Los holoproyectores empotrados en el cielo artificial destellaron. Nubes del planeta natal de los tleilaxu estaban sembradas de islas rascacielos proyectadas hacia abajo, profusamente iluminadas. En otro tiempo, esos edificios habían parecido estalactitas de cristal. Ahora, semejaban dientes astillados clavados en la roca de la corteza ixiana.

C’tair se acuclilló sobre la viga, escuchando los ruidos de martilleo que resonaban con un estruendo metálico. Parecía un lobo anciano mirando a la luna.
A la espera.

Después, la imagen ficticia del cielo osciló, se distorsionó y cambió de color, como si nubes alienígenas se estuvieran congregando para producir una falsa tormenta. Los holoproyectores parpadearon y proyectaron una imagen muy diferente, tomada en la lejana Caladan. El primer plano de un rostro invadió el cielo, como si fuera la cabeza de un dios.

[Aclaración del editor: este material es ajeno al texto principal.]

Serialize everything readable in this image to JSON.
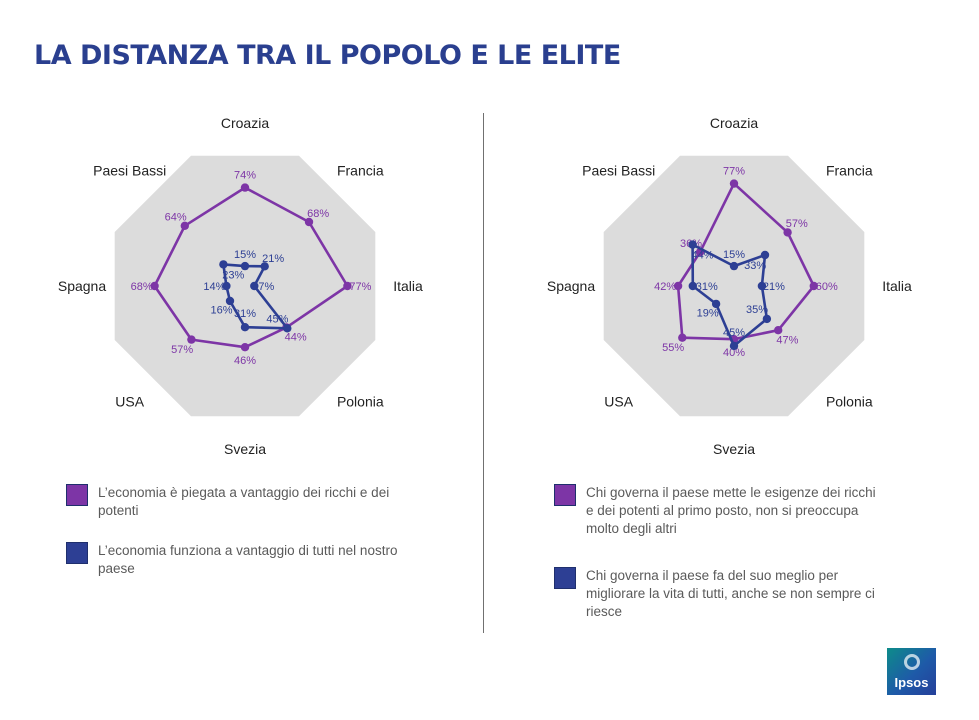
{
  "title": "LA DISTANZA TRA IL POPOLO E LE ELITE",
  "colors": {
    "purple": "#7d35a6",
    "blue": "#2d3f94",
    "octagon": "#dcdcdc",
    "label": "#222222",
    "title": "#2a3f8f"
  },
  "logo": {
    "text": "Ipsos"
  },
  "chart_data": [
    {
      "type": "radar",
      "categories": [
        "Croazia",
        "Francia",
        "Italia",
        "Polonia",
        "Svezia",
        "USA",
        "Spagna",
        "Paesi Bassi"
      ],
      "series": [
        {
          "name": "L’economia è piegata a vantaggio dei ricchi e dei potenti",
          "values": [
            74,
            68,
            77,
            44,
            46,
            57,
            68,
            64
          ],
          "labels": [
            "74%",
            "68%",
            "77%",
            "44%",
            "46%",
            "57%",
            "68%",
            "64%"
          ],
          "color": "#7d35a6"
        },
        {
          "name": "L’economia funziona a vantaggio di tutti nel nostro paese",
          "values": [
            15,
            21,
            7,
            45,
            31,
            16,
            14,
            23
          ],
          "labels": [
            "15%",
            "21%",
            "7%",
            "45%",
            "31%",
            "16%",
            "14%",
            "23%"
          ],
          "color": "#2d3f94"
        }
      ],
      "rlim": [
        0,
        100
      ]
    },
    {
      "type": "radar",
      "categories": [
        "Croazia",
        "Francia",
        "Italia",
        "Polonia",
        "Svezia",
        "USA",
        "Spagna",
        "Paesi Bassi"
      ],
      "series": [
        {
          "name": "Chi governa il paese mette le esigenze dei ricchi e dei potenti al primo posto, non si preoccupa molto degli altri",
          "values": [
            77,
            57,
            60,
            47,
            40,
            55,
            42,
            36
          ],
          "labels": [
            "77%",
            "57%",
            "60%",
            "47%",
            "40%",
            "55%",
            "42%",
            "36%"
          ],
          "color": "#7d35a6"
        },
        {
          "name": "Chi governa il paese fa del suo meglio per migliorare la vita di tutti, anche se non sempre ci riesce",
          "values": [
            15,
            33,
            21,
            35,
            45,
            19,
            31,
            44
          ],
          "labels": [
            "15%",
            "33%",
            "21%",
            "35%",
            "45%",
            "19%",
            "31%",
            "44%"
          ],
          "color": "#2d3f94"
        }
      ],
      "rlim": [
        0,
        100
      ]
    }
  ]
}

Rhombur había cambiado mucho durante sus dieciocho años de exilio. Parecía mucho más maduro, mucho más majestuoso, con una mirada endurecida y una gran determinación en su voz grave.

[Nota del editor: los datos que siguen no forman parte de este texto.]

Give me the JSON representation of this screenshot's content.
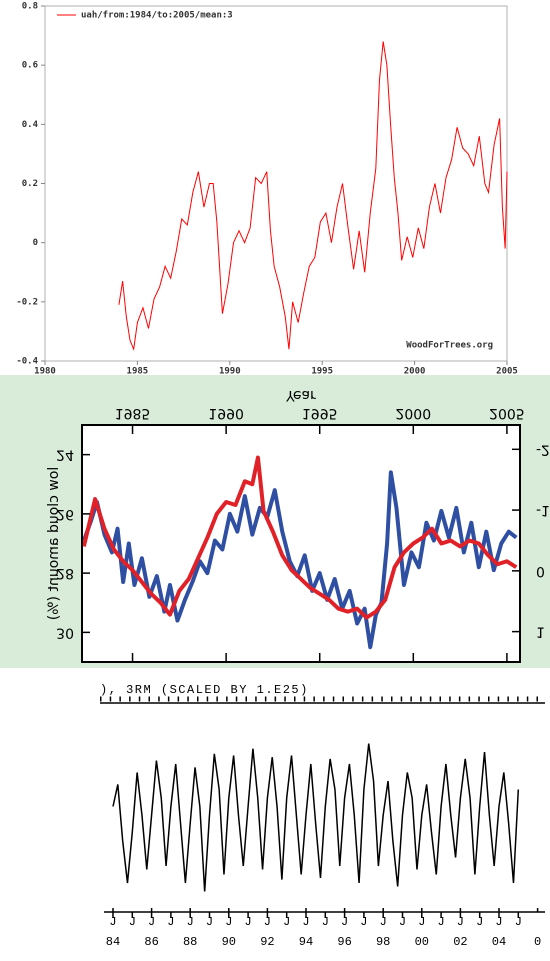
{
  "chart_data": [
    {
      "type": "line",
      "series": [
        {
          "name": "uah/from:1984/to:2005/mean:3",
          "color": "#ff0000",
          "values": [
            -0.21,
            -0.13,
            -0.25,
            -0.33,
            -0.36,
            -0.27,
            -0.22,
            -0.29,
            -0.19,
            -0.15,
            -0.08,
            -0.12,
            -0.03,
            0.08,
            0.06,
            0.17,
            0.24,
            0.12,
            0.2,
            0.2,
            0.07,
            -0.24,
            -0.14,
            0,
            0.04,
            0,
            0.05,
            0.22,
            0.2,
            0.24,
            0.04,
            -0.08,
            -0.15,
            -0.25,
            -0.36,
            -0.2,
            -0.27,
            -0.17,
            -0.08,
            -0.05,
            0.07,
            0.1,
            0,
            0.12,
            0.2,
            0.05,
            -0.09,
            0.04,
            -0.1,
            0.1,
            0.25,
            0.55,
            0.68,
            0.6,
            0.4,
            0.22,
            0.1,
            -0.06,
            0.02,
            -0.05,
            0.05,
            -0.02,
            0.12,
            0.2,
            0.1,
            0.22,
            0.28,
            0.39,
            0.32,
            0.3,
            0.26,
            0.36,
            0.2,
            0.17,
            0.33,
            0.42,
            0.12,
            -0.02,
            0.24
          ]
        }
      ],
      "x": [
        1984.0,
        1984.2,
        1984.4,
        1984.6,
        1984.8,
        1985.0,
        1985.3,
        1985.6,
        1985.9,
        1986.2,
        1986.5,
        1986.8,
        1987.1,
        1987.4,
        1987.7,
        1988.0,
        1988.3,
        1988.6,
        1988.9,
        1989.1,
        1989.3,
        1989.6,
        1989.9,
        1990.2,
        1990.5,
        1990.8,
        1991.1,
        1991.4,
        1991.7,
        1992.0,
        1992.2,
        1992.4,
        1992.7,
        1993.0,
        1993.2,
        1993.4,
        1993.7,
        1994.0,
        1994.3,
        1994.6,
        1994.9,
        1995.2,
        1995.5,
        1995.8,
        1996.1,
        1996.4,
        1996.7,
        1997.0,
        1997.3,
        1997.6,
        1997.9,
        1998.1,
        1998.3,
        1998.5,
        1998.7,
        1998.9,
        1999.1,
        1999.3,
        1999.6,
        1999.9,
        2000.2,
        2000.5,
        2000.8,
        2001.1,
        2001.4,
        2001.7,
        2002.0,
        2002.3,
        2002.6,
        2002.9,
        2003.2,
        2003.5,
        2003.8,
        2004.0,
        2004.3,
        2004.6,
        2004.75,
        2004.9,
        2005.0
      ],
      "xlim": [
        1980,
        2005
      ],
      "xticks": [
        1980,
        1985,
        1990,
        1995,
        2000,
        2005
      ],
      "ylim": [
        -0.4,
        0.8
      ],
      "yticks": [
        -0.4,
        -0.2,
        0,
        0.2,
        0.4,
        0.6,
        0.8
      ],
      "annotation": "WoodForTrees.org",
      "legend": "upper-left"
    },
    {
      "type": "line",
      "xlabel": "Year",
      "ylabel": "low cloud amount (%)",
      "flipped": "vertical",
      "series": [
        {
          "color": "#2f4fa3",
          "x": [
            1982.4,
            1982.8,
            1983.1,
            1983.5,
            1983.9,
            1984.2,
            1984.5,
            1984.8,
            1985.1,
            1985.5,
            1985.9,
            1986.3,
            1986.7,
            1987.0,
            1987.4,
            1987.8,
            1988.2,
            1988.6,
            1989.0,
            1989.4,
            1989.8,
            1990.2,
            1990.6,
            1991.0,
            1991.4,
            1991.8,
            1992.2,
            1992.6,
            1993.0,
            1993.4,
            1993.8,
            1994.2,
            1994.6,
            1995.0,
            1995.4,
            1995.8,
            1996.2,
            1996.6,
            1997.0,
            1997.4,
            1997.7,
            1998.0,
            1998.3,
            1998.6,
            1998.8,
            1999.1,
            1999.5,
            1999.9,
            2000.3,
            2000.7,
            2001.1,
            2001.5,
            2001.9,
            2002.3,
            2002.7,
            2003.1,
            2003.5,
            2003.9,
            2004.3,
            2004.7,
            2005.1,
            2005.5
          ],
          "values": [
            26.9,
            26.2,
            25.6,
            26.7,
            27.3,
            26.5,
            28.3,
            27.0,
            28.4,
            27.5,
            28.8,
            28.1,
            29.3,
            28.4,
            29.6,
            28.9,
            28.3,
            27.6,
            28.0,
            26.9,
            27.2,
            26.0,
            26.6,
            25.4,
            26.7,
            25.8,
            26.1,
            25.2,
            26.6,
            27.6,
            28.1,
            27.4,
            28.6,
            28.0,
            28.9,
            28.2,
            29.2,
            28.6,
            29.7,
            29.2,
            30.5,
            29.4,
            29.0,
            27.0,
            24.6,
            25.8,
            28.4,
            27.3,
            27.8,
            26.3,
            26.9,
            25.9,
            26.8,
            25.8,
            27.3,
            26.3,
            27.8,
            26.6,
            27.9,
            27.0,
            26.6,
            26.8
          ]
        },
        {
          "color": "#e02228",
          "x": [
            1982.4,
            1983.0,
            1983.5,
            1984.0,
            1984.5,
            1985.0,
            1985.5,
            1986.0,
            1986.5,
            1987.0,
            1987.5,
            1988.0,
            1988.5,
            1989.0,
            1989.5,
            1990.0,
            1990.5,
            1991.0,
            1991.4,
            1991.7,
            1992.0,
            1992.5,
            1993.0,
            1993.5,
            1994.0,
            1994.5,
            1995.0,
            1995.5,
            1996.0,
            1996.5,
            1997.0,
            1997.5,
            1998.0,
            1998.5,
            1999.0,
            1999.5,
            2000.0,
            2000.5,
            2001.0,
            2001.5,
            2002.0,
            2002.5,
            2003.0,
            2003.5,
            2004.0,
            2004.5,
            2005.0,
            2005.5
          ],
          "values": [
            27.1,
            25.5,
            26.5,
            27.2,
            27.6,
            27.9,
            28.3,
            28.7,
            29.0,
            29.4,
            28.6,
            28.2,
            27.5,
            26.8,
            26.0,
            25.6,
            25.7,
            24.9,
            25.0,
            24.1,
            25.9,
            26.6,
            27.4,
            27.9,
            28.2,
            28.5,
            28.7,
            28.9,
            29.2,
            29.3,
            29.2,
            29.5,
            29.3,
            28.9,
            27.8,
            27.3,
            27.0,
            26.8,
            26.5,
            27.0,
            26.9,
            27.1,
            26.9,
            27.0,
            27.4,
            27.7,
            27.6,
            27.8
          ]
        }
      ],
      "xlim": [
        1982.3,
        2005.7
      ],
      "xticks": [
        1985,
        1990,
        1995,
        2000,
        2005
      ],
      "ylim": [
        23,
        31
      ],
      "yticks": [
        24,
        26,
        28,
        30
      ],
      "y2lim": [
        -2.4,
        1.5
      ],
      "y2ticks": [
        -2,
        -1,
        0,
        1
      ]
    },
    {
      "type": "line",
      "title": "), 3RM (SCALED BY 1.E25)",
      "color": "#000000",
      "x": [
        1984.0,
        1984.25,
        1984.5,
        1984.75,
        1985.0,
        1985.25,
        1985.5,
        1985.75,
        1986.0,
        1986.25,
        1986.5,
        1986.75,
        1987.0,
        1987.25,
        1987.5,
        1987.75,
        1988.0,
        1988.25,
        1988.5,
        1988.75,
        1989.0,
        1989.25,
        1989.5,
        1989.75,
        1990.0,
        1990.25,
        1990.5,
        1990.75,
        1991.0,
        1991.25,
        1991.5,
        1991.75,
        1992.0,
        1992.25,
        1992.5,
        1992.75,
        1993.0,
        1993.25,
        1993.5,
        1993.75,
        1994.0,
        1994.25,
        1994.5,
        1994.75,
        1995.0,
        1995.25,
        1995.5,
        1995.75,
        1996.0,
        1996.25,
        1996.5,
        1996.75,
        1997.0,
        1997.25,
        1997.5,
        1997.75,
        1998.0,
        1998.25,
        1998.5,
        1998.75,
        1999.0,
        1999.25,
        1999.5,
        1999.75,
        2000.0,
        2000.25,
        2000.5,
        2000.75,
        2001.0,
        2001.25,
        2001.5,
        2001.75,
        2002.0,
        2002.25,
        2002.5,
        2002.75,
        2003.0,
        2003.25,
        2003.5,
        2003.75,
        2004.0,
        2004.25,
        2004.5,
        2004.75,
        2005.0
      ],
      "values": [
        5.5,
        6.8,
        3.5,
        1.0,
        4.0,
        7.5,
        5.0,
        1.8,
        5.0,
        8.2,
        6.0,
        2.0,
        5.5,
        8.0,
        4.5,
        1.0,
        4.5,
        7.8,
        5.5,
        0.5,
        5.0,
        8.6,
        6.5,
        1.5,
        6.0,
        8.5,
        5.0,
        2.0,
        5.5,
        8.9,
        6.0,
        1.8,
        6.0,
        8.4,
        5.5,
        1.2,
        6.0,
        8.5,
        5.0,
        1.5,
        5.0,
        8.0,
        4.5,
        1.3,
        5.5,
        8.3,
        6.5,
        2.0,
        6.0,
        8.0,
        5.0,
        1.0,
        6.5,
        9.2,
        7.0,
        2.0,
        5.0,
        7.0,
        3.5,
        0.8,
        5.0,
        7.5,
        6.0,
        1.8,
        5.0,
        6.8,
        4.0,
        1.5,
        5.5,
        8.0,
        5.0,
        2.5,
        6.0,
        8.3,
        6.0,
        1.5,
        5.5,
        8.7,
        5.0,
        2.0,
        5.5,
        7.5,
        4.5,
        1.0,
        6.5
      ],
      "xlim": [
        1983.5,
        2006.5
      ],
      "ylim": [
        0,
        10
      ],
      "xticks": [
        {
          "value": 1984,
          "label": "84"
        },
        {
          "value": 1986,
          "label": "86"
        },
        {
          "value": 1988,
          "label": "88"
        },
        {
          "value": 1990,
          "label": "90"
        },
        {
          "value": 1992,
          "label": "92"
        },
        {
          "value": 1994,
          "label": "94"
        },
        {
          "value": 1996,
          "label": "96"
        },
        {
          "value": 1998,
          "label": "98"
        },
        {
          "value": 2000,
          "label": "00"
        },
        {
          "value": 2002,
          "label": "02"
        },
        {
          "value": 2004,
          "label": "04"
        },
        {
          "value": 2006,
          "label": "0"
        }
      ],
      "minor_ticks": [
        1984,
        1985,
        1986,
        1987,
        1988,
        1989,
        1990,
        1991,
        1992,
        1993,
        1994,
        1995,
        1996,
        1997,
        1998,
        1999,
        2000,
        2001,
        2002,
        2003,
        2004,
        2005
      ],
      "minor_tick_label": "J"
    }
  ]
}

—Soy el príncipe Rhombur Vernius —tronó la proyección, y todo el mundo alzó la vista, atemorizado. Su boca era tan grande como una fragata de la Cofradía, sus labios se abrían y cerraban para emitir palabras que parecían órdenes celestiales—. Soy el legítimo gobernante de Ix, y volveré para liberaros de vuestros sufrimientos.

Los ixianos lanzaron vítores y exclamaciones entrecortadas. Desde su posición elevada, C’tair y Miral vieron que los Sardaukar se movían de un lado a otro presas de la confusión, y el comandante Garon gritó a sus tropas que impusieran orden. Los Amos tleilaxu salieron a las galerías y gesticularon. Los guardias entraron en los edificios administrativos.

C’tair y Miral disfrutaban del momento, y se permitieron el lujo de intercambiar una sonrisa de alegría.

—Lo hemos conseguido —dijeron, palabras que sólo oyeron ellos en la confusión reinante.

Habían dedicado semanas a estudiar los sistemas con el fin de sabotear los controles de los proyectores. A nadie se le había pasado por la cabeza tomar precauciones para evitar tal maniobra, tal manipulación del entorno cotidiano.

En el único embarque que había llegado a sus manos, Rhombur Vernius les había enviado el mensaje grabado, con la esperanza de que pudieran difundirlo entre los ixianos leales. El príncipe había sugerido diseminar carteles hablados o mensajes codificados en los sistemas de comunicación habituales de la ciudad subterránea.

Pero la pareja de guerrilleros se había decantado por hacer algo mucho más memorable. Había sido idea de Miral, y C’tair había perfeccionado muchos detalles.

La cara de Rhombur era ancha y cuadrada, sus ojos brillaban con una pasión que cualquier líder exiliado envidiaría. Su peló rubio y alborotado le confería un aspecto noble, aunque informal. El príncipe había aprendido mucho sobre política durante los años vividos en la Casa Atreides.